The build-up of the plot will seem very slow to some readers, especially those not used to reading a 624-page novel. Robinson spends almost a novel’s worth of words simply introducing the many main characters and the city that they call home. However, the stories of the individual characters were interesting enough and diverse enough that I found myself staying engaged from cover to cover. I also quickly realized that the main character of this novel is in fact, as the title suggests, New  York City itself. Even when the characters haven’t had much interaction with each other yet, their individual stories were made all the more interesting by the fact that they served as glimpses into various aspects of life in the city.

New York 2140 is half love letter to New York City and half treatise on human-caused global warming. I consider it a success on both fronts — and the two aspects of this narrative fit together almost seamlessly. However, it’s important to consider both aspects separately.

Let me start by staying that I’m not from New York. I’ve only passed through New York a few times without really getting to know the city. I’m not sure if that makes me unqualified to assess the novel’s portrayal of New York City, or especially qualified. I’d say it’s a little bit of both. I have no way to assess how accurate his portrayal of life in the city is — and frankly, I’m sure I was missing out on the significance of some of the frequent detailed references to particular streets and history of the city. There were times when the details just blurred together for me. A New Yorker would have gotten much more from the novel in that sense. But I can also say that as an outsider to the city, I found his depiction of New York in the year 2140 very interesting and compelling. I don’t know if he’s captured the spirit of the city in any real sense, but he’s definitely played well to the romanticism of the city as viewed by outsiders.

As for New York 2140’s depiction of human-caused global warming, it combines a rare and refreshing mix of utopian and dystopian elements.

Some areas of New York (and other coastal cities) are permanently flooded and have either adapted to the new reality or fallen into the sea. Others are part of the new “intertidal,” the zone that’s underwater during high tide and above water during low tide. Oceans have risen significantly, coastal cities have gone partially underwater, and there’s been tremendous economic and political fallout because of it. The flooding-related aspects of the plot and setting often seemed dystopian and semi-apocalyptic, which I appreciated since it seems very much in line with some projections about what the world may actually be like in 2140.

But the overall tone is more hopeful than anything else I’ve seen in such a catastrophe-laden setting. Yes, we’ve lost the coast to the oceans, and there are some major problems associated with that. But life goes on. The people of New York City have shown remarkable resilience in their adaptation to new circumstances. The rich have built incredibly tall high-tech “superscrapers” and sealed the first couple of floors of inhabited buildings in flooded areas using advanced materials specially developed for that purpose. The poor have made due as they always do, squatting abandoned buildings in the intertidal as they slowly decay and collapse into the ocean. Together, they’ve resettled the drowned coast and intertidal zone in spite of the technological and legal challenges of doing so. It’s a strange yet compelling situation where something horrible has happened, but people are still living and thriving there anyway.

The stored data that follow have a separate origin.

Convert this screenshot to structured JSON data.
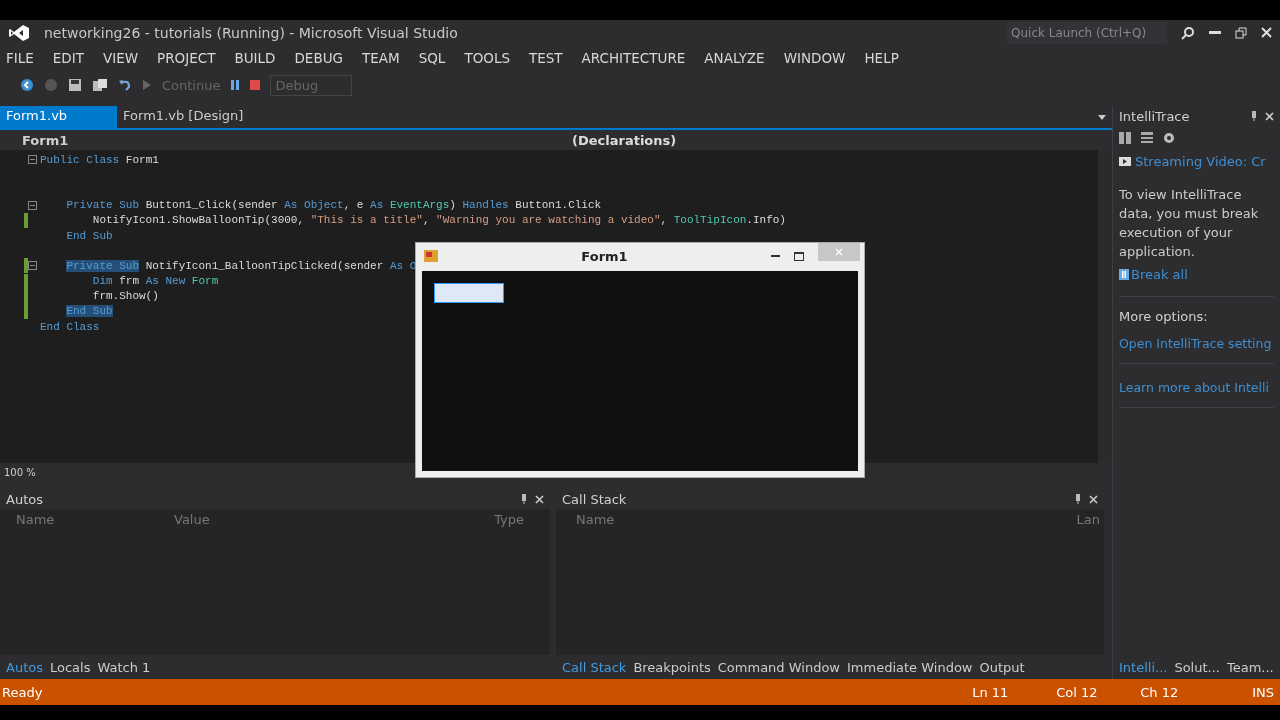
{
  "title_bar": {
    "title": "networking26 - tutorials (Running) - Microsoft Visual Studio",
    "quick_launch": {
      "placeholder": "Quick Launch (Ctrl+Q)"
    }
  },
  "menu": [
    "FILE",
    "EDIT",
    "VIEW",
    "PROJECT",
    "BUILD",
    "DEBUG",
    "TEAM",
    "SQL",
    "TOOLS",
    "TEST",
    "ARCHITECTURE",
    "ANALYZE",
    "WINDOW",
    "HELP"
  ],
  "toolbar": {
    "continue": "Continue",
    "configuration": "Debug"
  },
  "doc_tabs": [
    {
      "label": "Form1.vb",
      "selected": true
    },
    {
      "label": "Form1.vb [Design]",
      "selected": false
    }
  ],
  "nav": {
    "type": "Form1",
    "member": "(Declarations)"
  },
  "code_lines": [
    {
      "kind": "code",
      "fold": true,
      "changed": false,
      "tokens": [
        {
          "kind": "keyword",
          "text": "Public Class "
        },
        {
          "kind": "plain",
          "text": "Form1"
        }
      ]
    },
    {
      "kind": "blank"
    },
    {
      "kind": "blank"
    },
    {
      "kind": "code",
      "fold": true,
      "changed": false,
      "tokens": [
        {
          "kind": "keyword",
          "text": "    Private Sub "
        },
        {
          "kind": "plain",
          "text": "Button1_Click(sender "
        },
        {
          "kind": "keyword",
          "text": "As Object"
        },
        {
          "kind": "plain",
          "text": ", e "
        },
        {
          "kind": "keyword",
          "text": "As "
        },
        {
          "kind": "type",
          "text": "EventArgs"
        },
        {
          "kind": "plain",
          "text": ") "
        },
        {
          "kind": "keyword",
          "text": "Handles "
        },
        {
          "kind": "plain",
          "text": "Button1.Click"
        }
      ]
    },
    {
      "kind": "code",
      "fold": false,
      "changed": true,
      "tokens": [
        {
          "kind": "plain",
          "text": "        NotifyIcon1.ShowBalloonTip(3000, "
        },
        {
          "kind": "string",
          "text": "\"This is a title\""
        },
        {
          "kind": "plain",
          "text": ", "
        },
        {
          "kind": "string",
          "text": "\"Warning you are watching a video\""
        },
        {
          "kind": "plain",
          "text": ", "
        },
        {
          "kind": "type",
          "text": "ToolTipIcon"
        },
        {
          "kind": "plain",
          "text": ".Info)"
        }
      ]
    },
    {
      "kind": "code",
      "fold": false,
      "changed": false,
      "tokens": [
        {
          "kind": "keyword",
          "text": "    End Sub"
        }
      ]
    },
    {
      "kind": "blank"
    },
    {
      "kind": "code",
      "fold": true,
      "changed": true,
      "tokens": [
        {
          "kind": "selected",
          "text": "    Private Sub"
        },
        {
          "kind": "plain",
          "text": " NotifyIcon1_BalloonTipClicked(sender "
        },
        {
          "kind": "keyword",
          "text": "As O"
        }
      ]
    },
    {
      "kind": "code",
      "fold": false,
      "changed": true,
      "tokens": [
        {
          "kind": "keyword",
          "text": "        Dim "
        },
        {
          "kind": "plain",
          "text": "frm "
        },
        {
          "kind": "keyword",
          "text": "As New "
        },
        {
          "kind": "type",
          "text": "Form"
        }
      ]
    },
    {
      "kind": "code",
      "fold": false,
      "changed": true,
      "tokens": [
        {
          "kind": "plain",
          "text": "        frm.Show()"
        }
      ]
    },
    {
      "kind": "code",
      "fold": false,
      "changed": true,
      "tokens": [
        {
          "kind": "selected",
          "text": "    End Sub"
        }
      ]
    },
    {
      "kind": "code",
      "fold": false,
      "changed": false,
      "tokens": [
        {
          "kind": "keyword",
          "text": "End Class"
        }
      ]
    }
  ],
  "zoom": "100 %",
  "form_window": {
    "title": "Form1"
  },
  "intellitrace": {
    "title": "IntelliTrace",
    "session": "Streaming Video: Cr",
    "message": "To view IntelliTrace data, you must break execution of your application.",
    "break_link": "Break all",
    "more": "More options:",
    "links": [
      "Open IntelliTrace setting",
      "Learn more about Intelli"
    ]
  },
  "autos": {
    "title": "Autos",
    "columns": [
      "Name",
      "Value",
      "Type"
    ],
    "tabs": [
      {
        "label": "Autos",
        "selected": true
      },
      {
        "label": "Locals",
        "selected": false
      },
      {
        "label": "Watch 1",
        "selected": false
      }
    ]
  },
  "call_stack": {
    "title": "Call Stack",
    "columns": [
      "Name",
      "Lan"
    ],
    "tabs": [
      {
        "label": "Call Stack",
        "selected": true
      },
      {
        "label": "Breakpoints",
        "selected": false
      },
      {
        "label": "Command Window",
        "selected": false
      },
      {
        "label": "Immediate Window",
        "selected": false
      },
      {
        "label": "Output",
        "selected": false
      }
    ]
  },
  "side_tabs": [
    {
      "label": "Intelli...",
      "selected": true
    },
    {
      "label": "Solut...",
      "selected": false
    },
    {
      "label": "Team...",
      "selected": false
    }
  ],
  "status_bar": {
    "message": "Ready",
    "line": "Ln 11",
    "column": "Col 12",
    "char": "Ch 12",
    "mode": "INS"
  }
}
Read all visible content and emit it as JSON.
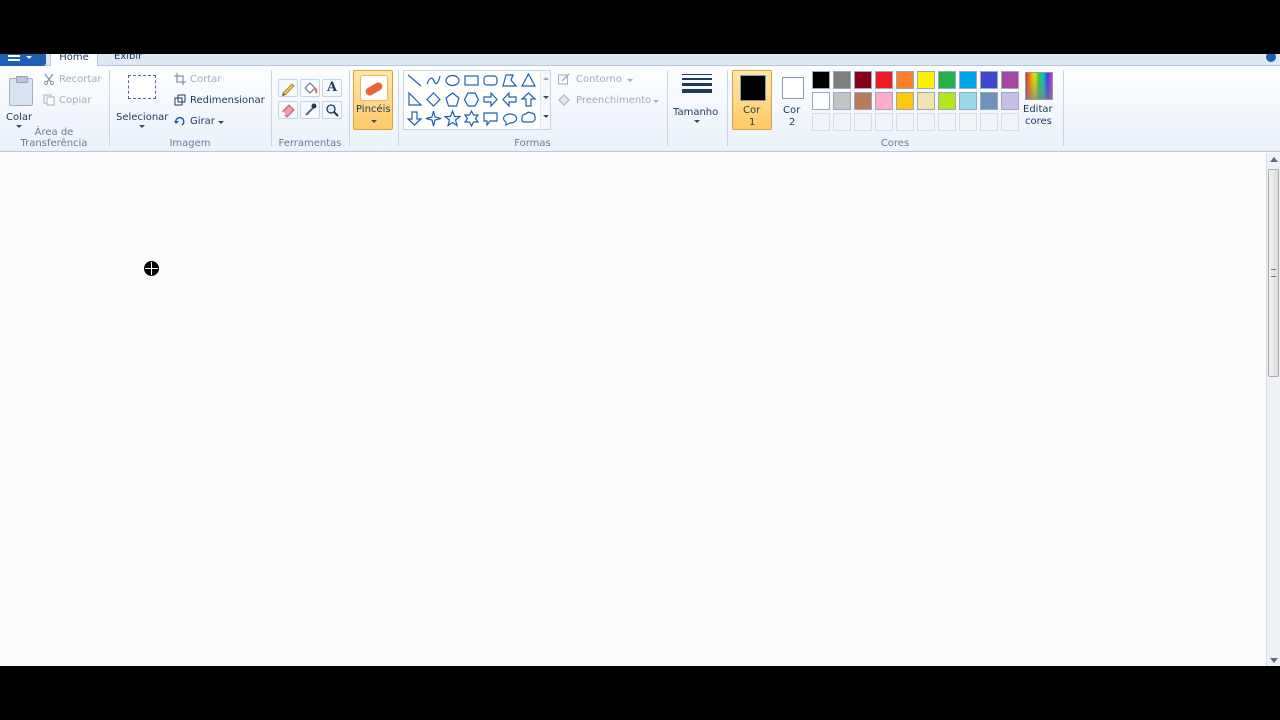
{
  "tabs": {
    "home": "Home",
    "view": "Exibir"
  },
  "clipboard": {
    "paste": "Colar",
    "cut": "Recortar",
    "copy": "Copiar",
    "group": "Área de Transferência"
  },
  "image": {
    "select": "Selecionar",
    "crop": "Cortar",
    "resize": "Redimensionar",
    "rotate": "Girar",
    "group": "Imagem"
  },
  "tools": {
    "group": "Ferramentas",
    "text_tool": "A"
  },
  "brushes": {
    "label": "Pincéis"
  },
  "shapes": {
    "outline": "Contorno",
    "fill": "Preenchimento",
    "group": "Formas"
  },
  "size": {
    "label": "Tamanho"
  },
  "colors": {
    "color1_line1": "Cor",
    "color1_line2": "1",
    "color2_line1": "Cor",
    "color2_line2": "2",
    "edit_line1": "Editar",
    "edit_line2": "cores",
    "group": "Cores",
    "color1_value": "#000000",
    "color2_value": "#ffffff",
    "palette_row1": [
      "#000000",
      "#7f7f7f",
      "#880015",
      "#ed1c24",
      "#ff7f27",
      "#fff200",
      "#22b14c",
      "#00a2e8",
      "#3f48cc",
      "#a349a4"
    ],
    "palette_row2": [
      "#ffffff",
      "#c3c3c3",
      "#b97a57",
      "#ffaec9",
      "#ffc90e",
      "#efe4b0",
      "#b5e61d",
      "#99d9ea",
      "#7092be",
      "#c8bfe7"
    ]
  }
}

This rare combination of utopian and dystopian elements actually left me with a slight twinge of renewed hope that human civilization won’t actually self-destruct by the end of this century. The consequences of human-caused global warming will be extreme, and the novel did a good job of portraying some of those consequences. But it also portrayed our uncanny ability to survive and thrive even in the harshest of circumstances.

Honestly, given our current trajectory, I suspect humanity’s lot in 2140 will be worse than what this novel indicates. Even so, New York 2140 offers a very believable version of events where catastrophic global warming occurs, yet humanity has done its best to adapt and survive anyway. That combination of a grim portrayal of the very real problems we face and a visionary look at what we can do about those problems really sets this apart as a unique and powerful exploration of the realities of anthropogenic global warming and our response to it.

No novel is without its flaws. The sheer length of this novel seems a bit indulgent, as do a number of other elements, including the nameless citizen character’s meandering musings and some of the side plots that establish character and setting without really relating to the main plot. However, both by virtue of his award-winning track record as a science fiction author and by the truly epic scope of the tale that he’s telling, Kim Stanley Robinson has more than earned a bit of our indulgence. Even after six hundred pages of reading, I still found myself fully engaged and not wanting the novel to end. This is excellent fiction — and it speaks powerfully to the theme of anthropogenic global warming, which I believe to be the greatest existential crisis humanity faces today.